The more accurate read, according to the numbers underneath the selloff, is narrower than that: semiconductor exports remain robust, and what’s actually happening looks like investors taking profits off a trade that ran further and faster than almost anything else in global markets over the past two years, not a sign that AI demand is cracking.
Why this looks like profit-taking, not a demand problem
The timing undercuts the “AI is slowing” narrative on its own.
South Korea has launched a state-backed investment program worth about $518 billion. Samsung Electronics, SK Hynix, and their suppliers plan to build new chip fabrication plants in the country’s southwest.
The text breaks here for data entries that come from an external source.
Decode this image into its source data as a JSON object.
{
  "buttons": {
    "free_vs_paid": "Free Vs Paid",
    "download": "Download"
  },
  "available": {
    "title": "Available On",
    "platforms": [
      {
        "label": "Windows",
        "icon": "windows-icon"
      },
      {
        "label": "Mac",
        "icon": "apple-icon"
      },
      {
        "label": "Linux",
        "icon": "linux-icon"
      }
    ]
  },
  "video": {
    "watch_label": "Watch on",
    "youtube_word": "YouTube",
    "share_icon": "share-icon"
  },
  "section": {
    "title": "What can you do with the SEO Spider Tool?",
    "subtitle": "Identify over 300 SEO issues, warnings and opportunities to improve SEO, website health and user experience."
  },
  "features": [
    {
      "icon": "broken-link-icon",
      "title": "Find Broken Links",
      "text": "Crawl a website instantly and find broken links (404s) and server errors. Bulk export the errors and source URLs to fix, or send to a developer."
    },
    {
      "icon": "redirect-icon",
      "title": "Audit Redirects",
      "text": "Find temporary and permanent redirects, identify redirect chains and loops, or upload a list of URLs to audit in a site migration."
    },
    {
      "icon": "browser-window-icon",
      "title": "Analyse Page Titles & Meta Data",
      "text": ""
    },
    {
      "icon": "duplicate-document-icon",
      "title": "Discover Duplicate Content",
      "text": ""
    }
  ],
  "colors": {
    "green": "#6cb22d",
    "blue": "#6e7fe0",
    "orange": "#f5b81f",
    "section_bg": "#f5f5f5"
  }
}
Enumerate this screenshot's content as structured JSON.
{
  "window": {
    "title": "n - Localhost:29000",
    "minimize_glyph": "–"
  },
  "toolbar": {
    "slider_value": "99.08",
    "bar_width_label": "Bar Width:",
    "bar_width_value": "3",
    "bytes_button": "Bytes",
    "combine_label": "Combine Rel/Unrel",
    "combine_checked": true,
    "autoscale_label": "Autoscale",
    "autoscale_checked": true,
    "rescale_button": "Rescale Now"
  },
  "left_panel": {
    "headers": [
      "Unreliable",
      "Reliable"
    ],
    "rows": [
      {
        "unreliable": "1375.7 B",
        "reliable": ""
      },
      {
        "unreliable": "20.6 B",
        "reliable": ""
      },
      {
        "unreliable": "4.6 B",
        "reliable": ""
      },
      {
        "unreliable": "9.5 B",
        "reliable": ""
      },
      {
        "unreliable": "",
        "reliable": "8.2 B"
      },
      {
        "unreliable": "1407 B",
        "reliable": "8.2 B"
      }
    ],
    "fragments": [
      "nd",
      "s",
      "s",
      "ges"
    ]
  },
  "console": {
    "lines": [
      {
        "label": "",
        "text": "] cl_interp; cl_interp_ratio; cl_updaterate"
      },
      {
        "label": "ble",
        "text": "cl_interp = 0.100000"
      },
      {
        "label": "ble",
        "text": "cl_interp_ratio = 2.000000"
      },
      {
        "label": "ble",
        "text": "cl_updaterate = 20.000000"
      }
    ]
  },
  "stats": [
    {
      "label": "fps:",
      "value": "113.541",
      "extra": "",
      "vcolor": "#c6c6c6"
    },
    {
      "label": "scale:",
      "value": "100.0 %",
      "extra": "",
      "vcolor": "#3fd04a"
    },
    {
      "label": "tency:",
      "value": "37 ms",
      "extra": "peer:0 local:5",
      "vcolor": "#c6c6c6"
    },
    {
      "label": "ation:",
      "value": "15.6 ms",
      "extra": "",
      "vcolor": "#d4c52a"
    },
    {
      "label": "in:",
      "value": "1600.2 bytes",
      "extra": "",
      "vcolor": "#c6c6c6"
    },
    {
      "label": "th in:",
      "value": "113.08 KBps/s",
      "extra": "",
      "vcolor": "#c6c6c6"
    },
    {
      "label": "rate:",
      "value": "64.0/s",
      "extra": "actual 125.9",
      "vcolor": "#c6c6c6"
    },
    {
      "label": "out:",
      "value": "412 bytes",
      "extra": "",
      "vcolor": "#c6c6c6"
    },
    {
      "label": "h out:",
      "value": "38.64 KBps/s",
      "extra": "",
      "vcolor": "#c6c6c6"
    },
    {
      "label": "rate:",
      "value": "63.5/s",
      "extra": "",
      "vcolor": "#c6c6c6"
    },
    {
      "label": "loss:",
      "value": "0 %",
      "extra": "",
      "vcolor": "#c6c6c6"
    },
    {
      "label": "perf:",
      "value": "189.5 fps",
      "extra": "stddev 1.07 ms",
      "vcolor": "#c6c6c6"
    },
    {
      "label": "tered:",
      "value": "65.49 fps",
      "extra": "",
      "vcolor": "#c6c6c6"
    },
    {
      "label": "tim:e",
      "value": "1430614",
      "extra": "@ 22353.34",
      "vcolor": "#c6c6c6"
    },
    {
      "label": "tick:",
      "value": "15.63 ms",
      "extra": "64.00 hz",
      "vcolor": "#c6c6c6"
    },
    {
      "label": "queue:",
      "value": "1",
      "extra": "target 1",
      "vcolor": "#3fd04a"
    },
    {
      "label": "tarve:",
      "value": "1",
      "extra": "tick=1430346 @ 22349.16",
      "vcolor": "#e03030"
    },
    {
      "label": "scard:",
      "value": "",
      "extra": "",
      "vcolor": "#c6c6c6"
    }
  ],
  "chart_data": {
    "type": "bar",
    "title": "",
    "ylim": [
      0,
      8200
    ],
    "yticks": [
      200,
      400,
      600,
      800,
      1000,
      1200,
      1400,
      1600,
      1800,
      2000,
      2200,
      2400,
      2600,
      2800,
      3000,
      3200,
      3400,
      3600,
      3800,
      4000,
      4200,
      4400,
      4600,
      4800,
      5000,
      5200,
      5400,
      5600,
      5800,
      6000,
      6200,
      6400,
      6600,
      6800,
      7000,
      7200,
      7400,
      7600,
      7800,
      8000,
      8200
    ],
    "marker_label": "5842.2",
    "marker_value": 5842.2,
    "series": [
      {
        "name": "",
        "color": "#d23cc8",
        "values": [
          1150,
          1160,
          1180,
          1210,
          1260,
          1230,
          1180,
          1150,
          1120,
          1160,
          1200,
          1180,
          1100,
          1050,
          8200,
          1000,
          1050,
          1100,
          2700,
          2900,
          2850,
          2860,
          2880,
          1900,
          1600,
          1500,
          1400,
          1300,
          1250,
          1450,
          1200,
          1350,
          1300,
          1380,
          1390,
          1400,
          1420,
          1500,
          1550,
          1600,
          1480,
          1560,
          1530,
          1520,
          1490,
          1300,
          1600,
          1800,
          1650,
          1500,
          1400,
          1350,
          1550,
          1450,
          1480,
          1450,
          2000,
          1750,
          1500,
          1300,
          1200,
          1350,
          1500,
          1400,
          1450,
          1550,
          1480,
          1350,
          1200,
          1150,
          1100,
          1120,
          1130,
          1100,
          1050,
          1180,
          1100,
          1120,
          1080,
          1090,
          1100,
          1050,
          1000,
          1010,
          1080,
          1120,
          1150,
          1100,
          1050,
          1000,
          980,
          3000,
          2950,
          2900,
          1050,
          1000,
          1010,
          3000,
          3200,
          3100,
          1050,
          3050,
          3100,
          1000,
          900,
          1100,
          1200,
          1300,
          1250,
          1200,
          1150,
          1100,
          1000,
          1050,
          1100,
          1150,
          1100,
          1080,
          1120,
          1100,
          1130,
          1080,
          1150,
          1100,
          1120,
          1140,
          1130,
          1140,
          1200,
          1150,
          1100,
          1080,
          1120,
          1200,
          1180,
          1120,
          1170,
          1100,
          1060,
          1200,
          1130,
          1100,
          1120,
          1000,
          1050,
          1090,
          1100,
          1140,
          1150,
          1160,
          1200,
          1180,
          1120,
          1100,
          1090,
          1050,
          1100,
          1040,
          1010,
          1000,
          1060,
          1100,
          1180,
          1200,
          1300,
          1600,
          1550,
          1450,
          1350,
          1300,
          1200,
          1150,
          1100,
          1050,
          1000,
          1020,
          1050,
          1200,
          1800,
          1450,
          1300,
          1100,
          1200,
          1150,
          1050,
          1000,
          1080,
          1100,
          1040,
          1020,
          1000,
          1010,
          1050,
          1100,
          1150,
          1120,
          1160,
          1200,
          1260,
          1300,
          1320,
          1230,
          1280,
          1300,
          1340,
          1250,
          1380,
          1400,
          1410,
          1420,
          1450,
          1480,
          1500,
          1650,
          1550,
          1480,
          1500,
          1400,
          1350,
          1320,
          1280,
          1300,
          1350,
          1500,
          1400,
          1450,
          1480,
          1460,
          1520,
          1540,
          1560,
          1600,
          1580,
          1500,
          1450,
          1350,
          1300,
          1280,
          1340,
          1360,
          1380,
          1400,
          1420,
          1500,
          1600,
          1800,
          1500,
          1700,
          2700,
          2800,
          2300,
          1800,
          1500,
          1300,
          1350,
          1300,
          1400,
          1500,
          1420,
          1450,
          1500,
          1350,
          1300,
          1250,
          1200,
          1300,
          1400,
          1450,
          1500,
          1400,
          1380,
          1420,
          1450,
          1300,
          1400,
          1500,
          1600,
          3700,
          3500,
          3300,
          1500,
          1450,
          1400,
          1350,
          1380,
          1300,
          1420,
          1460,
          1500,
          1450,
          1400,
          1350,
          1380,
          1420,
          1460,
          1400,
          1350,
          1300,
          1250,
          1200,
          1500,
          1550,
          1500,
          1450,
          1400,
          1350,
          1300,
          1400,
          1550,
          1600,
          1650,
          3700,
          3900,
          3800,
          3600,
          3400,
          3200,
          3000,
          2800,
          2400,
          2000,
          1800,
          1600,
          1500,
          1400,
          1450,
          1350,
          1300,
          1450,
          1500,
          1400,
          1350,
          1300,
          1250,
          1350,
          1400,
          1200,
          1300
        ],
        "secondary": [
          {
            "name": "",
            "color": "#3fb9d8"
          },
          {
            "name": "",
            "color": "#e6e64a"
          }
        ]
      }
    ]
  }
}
The initiative supports President Lee Jae Myung’s goal of strengthening South Korea’s leadership in semiconductors, physical AI, and data centers.
That’s not the posture of an industry bracing for a demand collapse. What’s moving instead is valuation.
Korean and Taiwanese chipmakers have functioned as close to pure plays on the AI infrastructure buildout, and pure plays are exactly what gets sold first once investors start questioning whether near-term earnings can keep justifying prices that assumed years of uninterrupted growth.
Nvidia and Alphabet have followed a similar pattern in recent months. Both companies pulled back after reaching record highs. The decline reflected a valuation reset rather than weaker business fundamentals. Their long-term growth story remains intact.
Why India keeps coming up as the rotation candidate
Jefferies strategist Chris Wood has been making a specific case for months that he calls the “reverse AI trade”: once investors start questioning returns on the roughly $620 billion hyperscalers are spending annually on AI infrastructure, capital concentrated in chip-heavy markets like Taiwan and South Korea could rotate toward markets with less direct AI hardware exposure but stronger domestic growth engines, India chief among them.
The irony is that India’s lack of exposure to the AI hardware supercycle, the same trait that made it underperform through 2025 and into 2026, is precisely what makes it the candidate now.
Foreign investors pulled nearly $33 billion out of Indian equities since late 2024 chasing the Taiwan and Korea trade, and India’s weighting in the MSCI Emerging Markets Index, at roughly 12%, now sits below TSMC’s weighting alone.
What’s kept Indian markets from cracking under that outflow is domestic money: monthly SIP inflows running around $3.4 billion have absorbed much of the foreign selling, while corporate earnings have grown in the mid-to-high teens percentage range, a fundamentally different growth driver than a semiconductor cycle tied almost entirely to AI capex decisions made in Silicon Valley boardrooms.
None of this is a guarantee India actually captures a large rotation if the Korea correction deepens, it’s a thesis that depends on the AI trade cooling further rather than simply catching its breath.
The number worth watching from here isn’t a single day’s Kospi move, it’s whether Samsung and SK Hynix’s actual order books soften in the coming quarters. That’s the line between a healthy pullback in an intact boom and the start of the unwind Wood has been describing.